Why didn’t Jesus come to be served? He was God’s Son! Equal in glory with His Father, creator of the universe. If anyone deserves service, its God in the flesh! But who could have served Jesus rightly and obediently? With perfect duty, fitting for the King of kings and Lord of lords? None of us. But Jesus laid down perfect obedience and service in His life, death, and resurrection. No turning to the left or right from what was good. No glory at another’s expense. All His glory came from the true servanthood and true sacrifice, His “baptism”, His “cup” He drank on the cross. Jesus served us in a singular way, that can’t be copied. Far beyond mere “example.” His ransom was the very purpose of His mission, and it delivers everything our own service couldn’t deliver.

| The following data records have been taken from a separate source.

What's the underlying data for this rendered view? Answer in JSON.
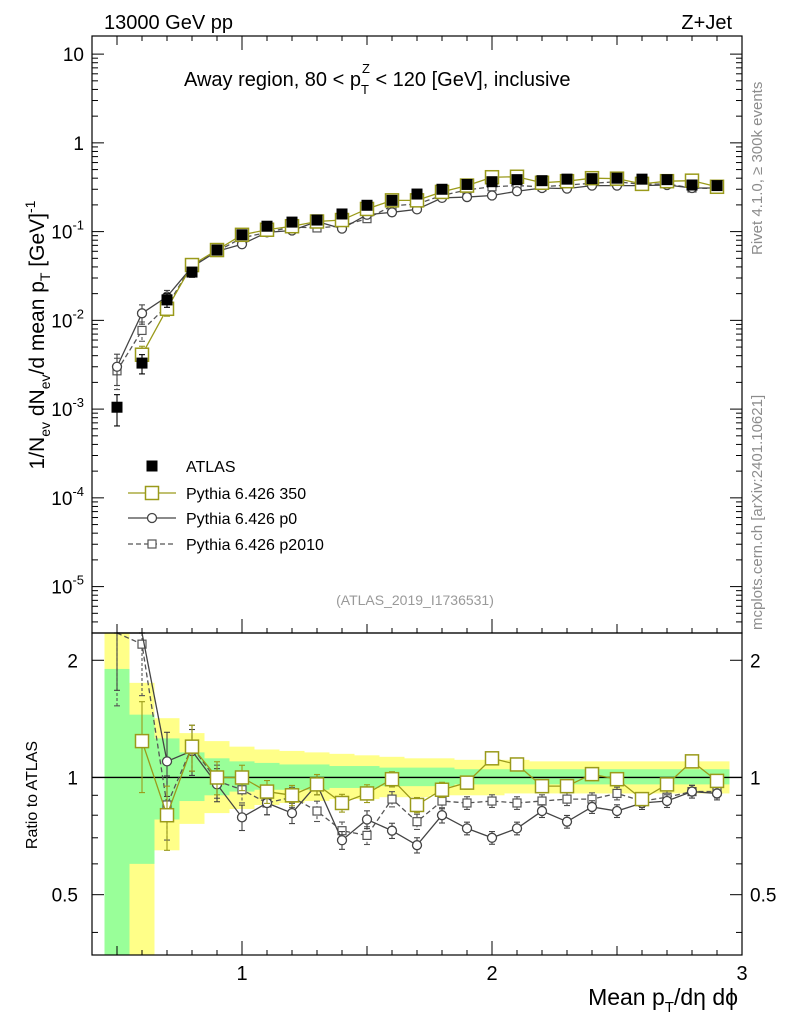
{
  "header": {
    "left": "13000 GeV pp",
    "right": "Z+Jet"
  },
  "side": {
    "top": "Rivet 4.1.0, ≥ 300k events",
    "bottom": "mcplots.cern.ch [arXiv:2401.10621]"
  },
  "chart_data": {
    "type": "line",
    "title": "Away region, 80 < p_T^Z < 120 [GeV], inclusive",
    "title_parts": {
      "pre": "Away region, 80 < p",
      "sub": "T",
      "sup": "Z",
      "post": " < 120 [GeV], inclusive"
    },
    "analysis_id": "(ATLAS_2019_I1736531)",
    "xlabel": "Mean p_T/dη dϕ",
    "ylabel": "1/N_ev dN_ev/d mean p_T [GeV]^-1",
    "ratio_ylabel": "Ratio to ATLAS",
    "xlim": [
      0.4,
      3.0
    ],
    "ylim": [
      3e-06,
      16
    ],
    "ratio_ylim": [
      0.35,
      2.35
    ],
    "y_scale": "log",
    "x_ticks": [
      "1",
      "2",
      "3"
    ],
    "y_tick_labels": [
      "10^-5",
      "10^-4",
      "10^-3",
      "10^-2",
      "10^-1",
      "1",
      "10"
    ],
    "ratio_tick_labels": [
      "0.5",
      "1",
      "2"
    ],
    "x": [
      0.5,
      0.6,
      0.7,
      0.8,
      0.9,
      1.0,
      1.1,
      1.2,
      1.3,
      1.4,
      1.5,
      1.6,
      1.7,
      1.8,
      1.9,
      2.0,
      2.1,
      2.2,
      2.3,
      2.4,
      2.5,
      2.6,
      2.7,
      2.8,
      2.9
    ],
    "series": [
      {
        "name": "ATLAS",
        "style": "data",
        "values": [
          0.00105,
          0.0033,
          0.017,
          0.035,
          0.062,
          0.092,
          0.115,
          0.128,
          0.135,
          0.158,
          0.198,
          0.225,
          0.265,
          0.3,
          0.34,
          0.365,
          0.385,
          0.375,
          0.39,
          0.395,
          0.4,
          0.39,
          0.385,
          0.335,
          0.33
        ]
      },
      {
        "name": "Pythia 6.426 350",
        "style": "solid-big-square",
        "values": [
          null,
          0.0041,
          0.0135,
          0.042,
          0.062,
          0.092,
          0.105,
          0.115,
          0.13,
          0.135,
          0.18,
          0.225,
          0.225,
          0.28,
          0.33,
          0.41,
          0.415,
          0.355,
          0.37,
          0.4,
          0.395,
          0.345,
          0.37,
          0.375,
          0.32
        ],
        "ratio": [
          null,
          1.24,
          0.8,
          1.2,
          1.0,
          1.0,
          0.92,
          0.9,
          0.96,
          0.86,
          0.91,
          0.99,
          0.85,
          0.93,
          0.97,
          1.12,
          1.08,
          0.95,
          0.95,
          1.02,
          0.99,
          0.88,
          0.96,
          1.1,
          0.98
        ]
      },
      {
        "name": "Pythia 6.426 p0",
        "style": "solid-circle",
        "values": [
          0.003,
          0.012,
          0.0185,
          0.04,
          0.06,
          0.072,
          0.098,
          0.103,
          0.13,
          0.108,
          0.155,
          0.165,
          0.178,
          0.24,
          0.245,
          0.255,
          0.285,
          0.31,
          0.305,
          0.33,
          0.33,
          0.33,
          0.335,
          0.31,
          0.31
        ],
        "ratio": [
          2.85,
          3.6,
          1.1,
          1.17,
          0.96,
          0.79,
          0.86,
          0.81,
          0.96,
          0.69,
          0.78,
          0.73,
          0.67,
          0.8,
          0.74,
          0.7,
          0.74,
          0.82,
          0.77,
          0.84,
          0.82,
          0.86,
          0.87,
          0.92,
          0.91
        ]
      },
      {
        "name": "Pythia 6.426 p2010",
        "style": "dashed-small-square",
        "values": [
          0.0027,
          0.0077,
          0.0145,
          0.042,
          0.06,
          0.085,
          0.098,
          0.113,
          0.11,
          0.116,
          0.14,
          0.195,
          0.205,
          0.255,
          0.295,
          0.32,
          0.33,
          0.32,
          0.335,
          0.35,
          0.365,
          0.34,
          0.345,
          0.31,
          0.305
        ],
        "ratio": [
          2.6,
          2.2,
          0.85,
          1.2,
          0.98,
          0.93,
          0.86,
          0.89,
          0.82,
          0.73,
          0.71,
          0.88,
          0.77,
          0.87,
          0.86,
          0.87,
          0.86,
          0.87,
          0.88,
          0.88,
          0.91,
          0.87,
          0.89,
          0.92,
          0.92
        ]
      }
    ],
    "rel_err_ratio": [
      0.55,
      0.35,
      0.25,
      0.18,
      0.13,
      0.1,
      0.09,
      0.08,
      0.08,
      0.07,
      0.07,
      0.06,
      0.06,
      0.06,
      0.05,
      0.05,
      0.05,
      0.05,
      0.05,
      0.05,
      0.05,
      0.05,
      0.05,
      0.05,
      0.05
    ],
    "band": {
      "stat_upper": [
        1.9,
        1.45,
        1.26,
        1.16,
        1.12,
        1.1,
        1.09,
        1.08,
        1.08,
        1.07,
        1.07,
        1.06,
        1.06,
        1.06,
        1.05,
        1.05,
        1.05,
        1.05,
        1.05,
        1.05,
        1.05,
        1.05,
        1.05,
        1.05,
        1.05
      ],
      "stat_lower": [
        0.35,
        0.6,
        0.78,
        0.87,
        0.9,
        0.92,
        0.93,
        0.93,
        0.93,
        0.94,
        0.94,
        0.95,
        0.95,
        0.95,
        0.96,
        0.96,
        0.96,
        0.96,
        0.96,
        0.96,
        0.96,
        0.96,
        0.96,
        0.96,
        0.96
      ],
      "tot_upper": [
        2.35,
        1.75,
        1.42,
        1.3,
        1.24,
        1.2,
        1.18,
        1.17,
        1.16,
        1.15,
        1.14,
        1.13,
        1.12,
        1.12,
        1.11,
        1.11,
        1.11,
        1.1,
        1.1,
        1.1,
        1.1,
        1.1,
        1.1,
        1.1,
        1.1
      ],
      "tot_lower": [
        0.35,
        0.35,
        0.65,
        0.76,
        0.81,
        0.83,
        0.85,
        0.86,
        0.87,
        0.88,
        0.88,
        0.89,
        0.89,
        0.9,
        0.9,
        0.9,
        0.91,
        0.91,
        0.91,
        0.91,
        0.91,
        0.91,
        0.91,
        0.91,
        0.91
      ]
    },
    "colors": {
      "data": "#000000",
      "p350": "#9a9a1a",
      "p0": "#444444",
      "p2010": "#555555",
      "band_stat": "#99ff99",
      "band_total": "#ffff88"
    }
  }
}
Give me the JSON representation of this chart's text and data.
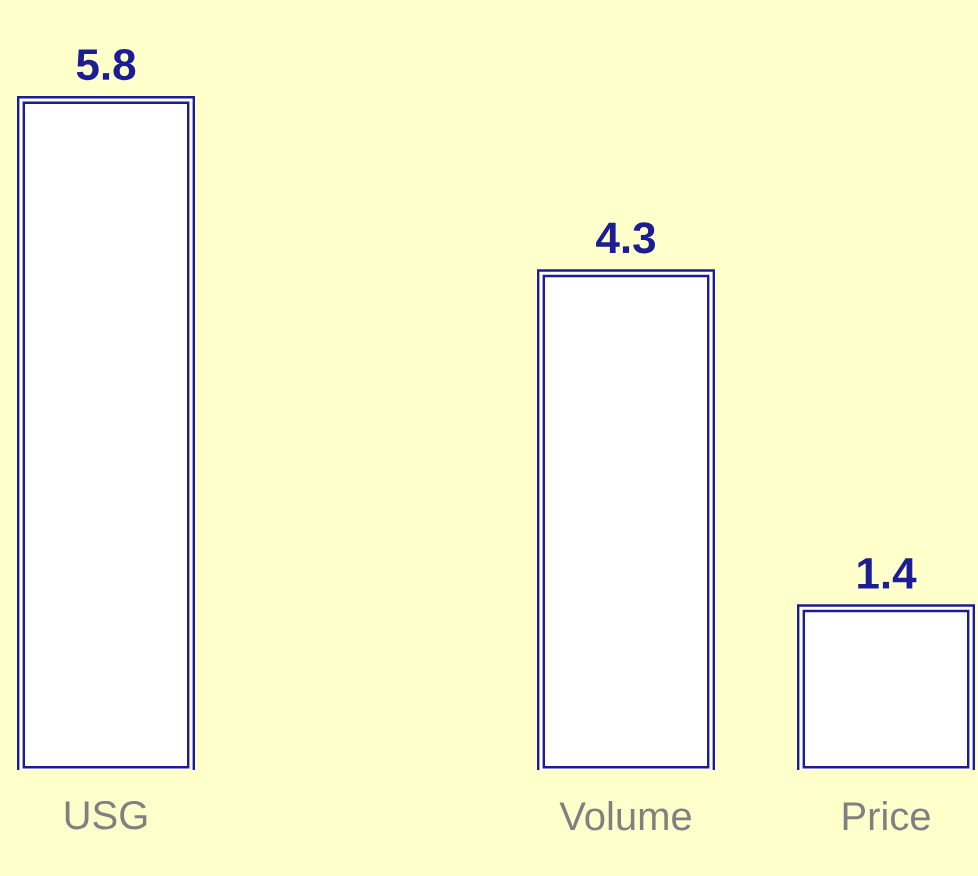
{
  "chart_data": {
    "type": "bar",
    "categories": [
      "USG",
      null,
      "Volume",
      "Price"
    ],
    "values": [
      5.8,
      null,
      4.3,
      1.4
    ],
    "color": "#ffffff",
    "data_labels": true,
    "tick_labels": "x"
  }
}
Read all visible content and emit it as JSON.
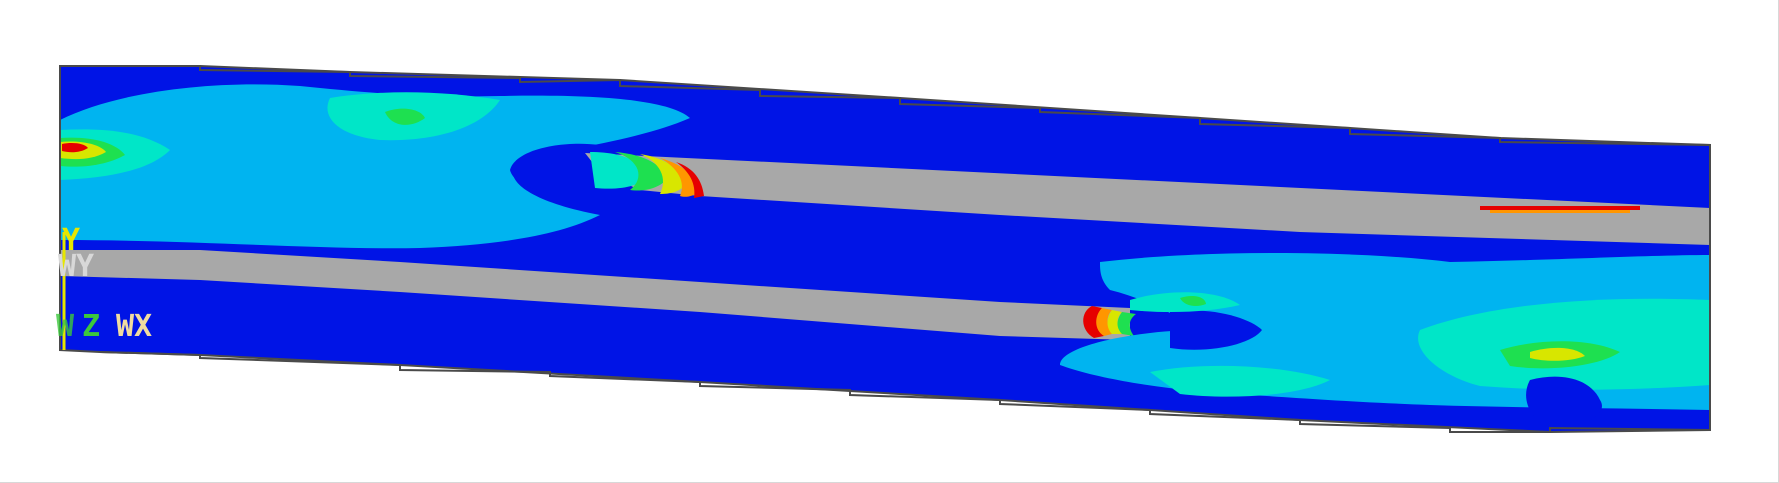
{
  "viewport": {
    "description_free": true
  },
  "legend_colors": {
    "min_blue": "#0014e6",
    "cyan": "#00b4f0",
    "aqua": "#00e6c8",
    "green": "#1ee050",
    "yellow": "#d8e600",
    "orange": "#ff9600",
    "red": "#e60000",
    "out_of_range_gray": "#a8a8a8",
    "outline": "#4a4a4a"
  },
  "triad": {
    "y_label": "Y",
    "wy_label": "WY",
    "z_label": "Z",
    "wx_label": "WX",
    "z_prefix": "W",
    "y_color": "#e6e600",
    "wy_color": "#d8d8d8",
    "z_color": "#3cc83c",
    "wx_color": "#f0dca0"
  }
}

Yet clearly His service lays out a road between for us to follow. When Jesus hears our drive for selfish glory, He answers back: “Not so among you”. Faced by our sinful nature, Jesus can nevertheless speak back the truth of an emerging reality to us. The reality He creates in us by His ransom: He’s freed us to live as people of God, not for the old sin-slavery. Instead, our life is “enslaved” to service, goodness, and sacrificial love. That reality emerges as the fruit of His ransom, so He can truly say of His ransomed: “not so among you.”

So, the emerging reality for ransomed, forgiven saints, is that we walk on that road between, together with Jesus. We take up our crosses and follow Him. Though the way be marked with suffering, we follow His lead. I do not know what burdens, crosses, and sacrifices you will make on your road between. I know that you do not carry them alone. That He has promised to trade yokes so that our heavy burdens go one way to Him, and His light and easy yoke goes the other way to us. We continually reap the fruit of His ransom, both in the forgiveness of our sins, and in the ransomed freedom of our new life. He trains our footsteps; He builds our endurance for that road between. He bears us up under His cross when life seems too heavy to push on. His relief and comfort are never more than a breath of prayer away. We need only lean on Him.

Jesus’ shocking love, His costly ransom, turned the road between into glory. Glory in His cross. Glory in serving others and not coming to be served. Glory that creates disciples like Him. Not out for our own glory or profit, but ready to walk the road between in service to others. Ready to live out the “not so among you” of His new life, created and underway in us. Stay the course, walk the road between, and eyes always on His perfect service and ransom. In Jesus’ Name, Amen.